Enfin, il y avait celui-là : celui où le verre se brisait et où elle se penchait pour en ramasser l’un des morceaux. La liqueur, répandue sur le carrelage de sa cuisine, reflétait alors les rares rayons que les épais rideaux suspendus à sa fenêtre autorisaient. Agenouillée, une main tendue vers les éclats, elle s’en saisissait d’un. Effilé, de la taille d’une pièce 100 yen – quand la devise existait encore –, il semblait absorber en lui la rare luminosité qui baignait les lieux, la rendant soudain encore plus obscure, plus lugubre. Élevé au-dessus de son œil, elle devinait au travers un paysage déformé et grotesque. Au milieu d’une plaine désertique, seulement habillé de quelques arbres rachitiques, un homme marchait ; posé sur sa tête, un chapeau à larges bords obombrait son visage. Vêtu d’un large manteau qui descendait jusqu’à ses chevilles, elle apercevait les larges nuages de poussière qu’il soulevait à chacun de ses pas. Nullement surprise, elle poussait un long soupir, puis balançait l’éclat tranchant dans l’évier qu’il heurta dans un bruit clair.

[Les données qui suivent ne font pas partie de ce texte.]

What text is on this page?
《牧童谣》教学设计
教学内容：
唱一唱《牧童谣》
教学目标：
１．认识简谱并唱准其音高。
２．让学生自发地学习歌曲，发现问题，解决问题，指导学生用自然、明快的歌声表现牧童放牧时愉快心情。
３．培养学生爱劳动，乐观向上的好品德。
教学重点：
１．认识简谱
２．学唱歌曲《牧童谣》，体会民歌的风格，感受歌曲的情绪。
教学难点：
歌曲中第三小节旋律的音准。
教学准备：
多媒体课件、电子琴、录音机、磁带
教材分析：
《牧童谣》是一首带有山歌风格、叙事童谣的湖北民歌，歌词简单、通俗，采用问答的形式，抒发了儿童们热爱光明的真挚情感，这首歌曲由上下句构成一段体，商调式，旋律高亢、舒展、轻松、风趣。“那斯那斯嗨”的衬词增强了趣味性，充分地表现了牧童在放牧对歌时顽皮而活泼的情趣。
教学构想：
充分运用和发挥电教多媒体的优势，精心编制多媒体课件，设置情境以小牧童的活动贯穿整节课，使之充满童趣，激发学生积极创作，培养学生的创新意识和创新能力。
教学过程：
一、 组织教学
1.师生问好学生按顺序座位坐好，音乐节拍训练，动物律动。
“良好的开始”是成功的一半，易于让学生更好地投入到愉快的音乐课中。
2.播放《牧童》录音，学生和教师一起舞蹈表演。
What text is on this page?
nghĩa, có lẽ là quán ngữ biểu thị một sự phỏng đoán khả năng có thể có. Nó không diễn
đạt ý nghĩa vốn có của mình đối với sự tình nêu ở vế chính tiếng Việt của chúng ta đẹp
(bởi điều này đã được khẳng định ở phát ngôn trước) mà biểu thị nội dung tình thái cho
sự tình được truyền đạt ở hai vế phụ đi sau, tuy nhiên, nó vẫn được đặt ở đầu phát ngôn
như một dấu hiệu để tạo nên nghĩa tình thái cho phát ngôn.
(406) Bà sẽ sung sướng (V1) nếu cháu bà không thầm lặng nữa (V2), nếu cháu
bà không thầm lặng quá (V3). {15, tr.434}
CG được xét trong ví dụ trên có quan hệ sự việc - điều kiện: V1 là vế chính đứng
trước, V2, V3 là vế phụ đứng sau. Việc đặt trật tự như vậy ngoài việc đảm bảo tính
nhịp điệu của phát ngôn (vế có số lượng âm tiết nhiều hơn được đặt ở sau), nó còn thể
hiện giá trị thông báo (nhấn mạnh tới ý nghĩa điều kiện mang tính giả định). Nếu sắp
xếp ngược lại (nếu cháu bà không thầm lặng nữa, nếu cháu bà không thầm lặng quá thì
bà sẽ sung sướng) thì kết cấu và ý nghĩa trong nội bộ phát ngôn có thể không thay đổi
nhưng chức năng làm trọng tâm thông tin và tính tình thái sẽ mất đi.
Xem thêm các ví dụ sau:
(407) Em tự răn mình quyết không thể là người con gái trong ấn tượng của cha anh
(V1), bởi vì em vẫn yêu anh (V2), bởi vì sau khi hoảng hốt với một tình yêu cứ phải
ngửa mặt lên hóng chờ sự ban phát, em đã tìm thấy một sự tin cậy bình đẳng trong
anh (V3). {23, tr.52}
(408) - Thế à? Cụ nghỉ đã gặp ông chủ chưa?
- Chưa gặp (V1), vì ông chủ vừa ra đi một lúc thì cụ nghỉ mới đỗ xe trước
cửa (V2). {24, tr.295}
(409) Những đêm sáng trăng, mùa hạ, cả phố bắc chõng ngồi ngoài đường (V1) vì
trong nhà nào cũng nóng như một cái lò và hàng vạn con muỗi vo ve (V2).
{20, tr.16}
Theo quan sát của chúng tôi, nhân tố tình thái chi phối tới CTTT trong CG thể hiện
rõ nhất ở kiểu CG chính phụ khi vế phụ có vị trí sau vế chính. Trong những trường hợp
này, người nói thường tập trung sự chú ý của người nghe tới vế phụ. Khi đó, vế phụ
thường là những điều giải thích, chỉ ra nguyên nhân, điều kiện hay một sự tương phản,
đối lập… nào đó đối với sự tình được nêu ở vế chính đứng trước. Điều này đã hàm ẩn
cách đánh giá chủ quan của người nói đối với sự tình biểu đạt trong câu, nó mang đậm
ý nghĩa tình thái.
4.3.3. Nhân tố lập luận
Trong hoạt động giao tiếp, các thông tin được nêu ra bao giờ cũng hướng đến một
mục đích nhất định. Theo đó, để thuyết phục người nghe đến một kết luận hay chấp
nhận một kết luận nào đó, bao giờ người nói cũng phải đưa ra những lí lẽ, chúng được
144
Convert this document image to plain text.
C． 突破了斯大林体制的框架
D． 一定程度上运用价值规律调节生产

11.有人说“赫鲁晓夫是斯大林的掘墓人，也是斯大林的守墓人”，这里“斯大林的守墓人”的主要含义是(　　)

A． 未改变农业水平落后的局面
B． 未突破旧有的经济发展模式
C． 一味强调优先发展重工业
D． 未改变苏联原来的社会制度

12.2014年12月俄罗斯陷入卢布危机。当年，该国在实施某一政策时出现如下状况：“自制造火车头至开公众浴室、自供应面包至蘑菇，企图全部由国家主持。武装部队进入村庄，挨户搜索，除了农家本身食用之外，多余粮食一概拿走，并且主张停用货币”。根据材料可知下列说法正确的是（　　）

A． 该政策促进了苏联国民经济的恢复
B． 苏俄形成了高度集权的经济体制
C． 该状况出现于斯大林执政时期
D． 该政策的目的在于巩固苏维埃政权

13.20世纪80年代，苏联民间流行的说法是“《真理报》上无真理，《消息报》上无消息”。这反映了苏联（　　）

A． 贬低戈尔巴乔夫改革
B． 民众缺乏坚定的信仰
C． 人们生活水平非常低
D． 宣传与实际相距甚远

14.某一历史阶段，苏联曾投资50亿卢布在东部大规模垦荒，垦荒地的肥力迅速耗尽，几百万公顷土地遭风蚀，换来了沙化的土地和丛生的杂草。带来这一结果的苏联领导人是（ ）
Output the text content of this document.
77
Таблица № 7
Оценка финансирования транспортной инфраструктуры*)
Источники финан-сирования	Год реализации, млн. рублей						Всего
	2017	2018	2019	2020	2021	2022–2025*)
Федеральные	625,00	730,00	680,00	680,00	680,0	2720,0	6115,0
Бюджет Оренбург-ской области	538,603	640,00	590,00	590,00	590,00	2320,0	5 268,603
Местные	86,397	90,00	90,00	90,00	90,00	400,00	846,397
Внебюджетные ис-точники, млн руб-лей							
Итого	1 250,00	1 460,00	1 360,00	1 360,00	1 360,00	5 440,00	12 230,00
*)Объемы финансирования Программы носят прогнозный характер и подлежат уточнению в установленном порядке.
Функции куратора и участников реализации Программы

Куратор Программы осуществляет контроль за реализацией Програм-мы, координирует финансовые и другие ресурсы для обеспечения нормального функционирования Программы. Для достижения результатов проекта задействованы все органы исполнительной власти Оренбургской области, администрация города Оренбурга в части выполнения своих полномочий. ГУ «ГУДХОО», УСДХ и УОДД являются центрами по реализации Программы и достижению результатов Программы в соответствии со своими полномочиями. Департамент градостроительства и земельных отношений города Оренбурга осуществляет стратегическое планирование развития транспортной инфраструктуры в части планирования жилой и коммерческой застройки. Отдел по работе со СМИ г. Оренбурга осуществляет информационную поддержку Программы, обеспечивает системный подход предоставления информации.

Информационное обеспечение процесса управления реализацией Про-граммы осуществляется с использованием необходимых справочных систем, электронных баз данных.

Lasse, elle s’avança de quelques pas en direction de la fenêtre, puis pressa un bouton dans la toile qui, d’un seul coup, devint translucide, donnant à découvrir une vue illimitée sur une cité qui l’était tout autant. Dans le ciel, des navires ancrés, aux couleurs trop vives, sinuaient, vantant les mérites de quelques produits cosmétiques ou de boissons douteuses. Par endroits, de larges phares balayaient la voûte céleste et l’illuminaient. La main posée sur le rebord de la fenêtre, elle contemplait le ballet des ombres, des silhouettes qui se faufilaient entre les immeubles démesurés, des esquisses humaines qui déambulaient, simples traits de pinceau sur une toile bituminée. De temps à autre, un engin passait à hauteur de son étage, son œil inquisiteur tentant de scruter les intérieurs ; elle esquissait alors une moue désabusée, l’intimité était devenue un luxe. Spleenétique, elle pressa de nouveau le bouton et le rideau s’opacifia aussitôt. Adossée au mur, elle poussa un long soupir. Posée sur le plan de travail, la balle n’avait pas bougé. Luisant dans l’obscurité, elle ressemblait à l’une de ces minuscules bougies qu’on lui offrait lors de ses anniversaires. Le bras tendu, le poing fermé, deux doigts tendus, elle mimait une exécution lointaine, tandis qu’un trait imaginaire jaillissait de l’extrémité de son index. Sur le mur, l’ombre d’un homme se dessinait, derrière lui un oiseau se perchait sur la branche d’un arbre qu’elle ne connaissait pas.

— Vous le voyez, n’est-ce pas.

Il l’avait énoncé d’une manière si banale, si fat, qu’elle avait failli éclater de rire si cela n’avait été son air grave et sérieux. Au même moment, dans ses yeux, le temps de ce court instant, avaient défilé plus d’années qu’elle n’aura jamais vécu. Jamais, il n’avait décrit cet étrange personnage qui marchait dans ses rêves et ses ténèbres.

— Il vous hante, vous obsède.

Elle n’avait pas nié, non plus qu’elle n’avait acquiescé, elle avait seulement levé son verre et avalé une gorgée du poison, son regard planté dans le sien. Il avait alors plongé la main à l’intérieur de sa veste. Tout dans sa personne, depuis ses habits, jusqu’à ce geste, simple, en rien extraordinaire, émanait une gravité et une prestance que démentait le personnage lui-même.

Que se dissimulait-il derrière ces verres fumés ?

Même passé le cours de la nuit, elle n’aura su dire. Néanmoins, un instant plus tard, elle était là, trônant au milieu de la table, illuminée par le minuscule cône de lumière qui descendait du plafonnier. Elle avait étendu le bras, pour aussitôt le rétracter comme si une terreur soudaine venait de la saisir. Sans un mot, il avait alors repris l’objet et la sensation avait disparu, s’atténuant petit à petit.

— Je vous prie de m’excuser, s’était-il alors confondu, sans plus d’explication.

Sur ses lèvres, son sourire s’était effacé et ses traits semblaient s’être affaissés, à la manière d’un masque de cire qui aurait fondu face au soleil, cependant que dans ses yeux dansait toujours cette lueur farouche.

Sur les murs, une ombre étrange s’était élevée puis avait disparu, ne laissant derrière elle que cette plume mystérieuse qu’elle avait ramassée.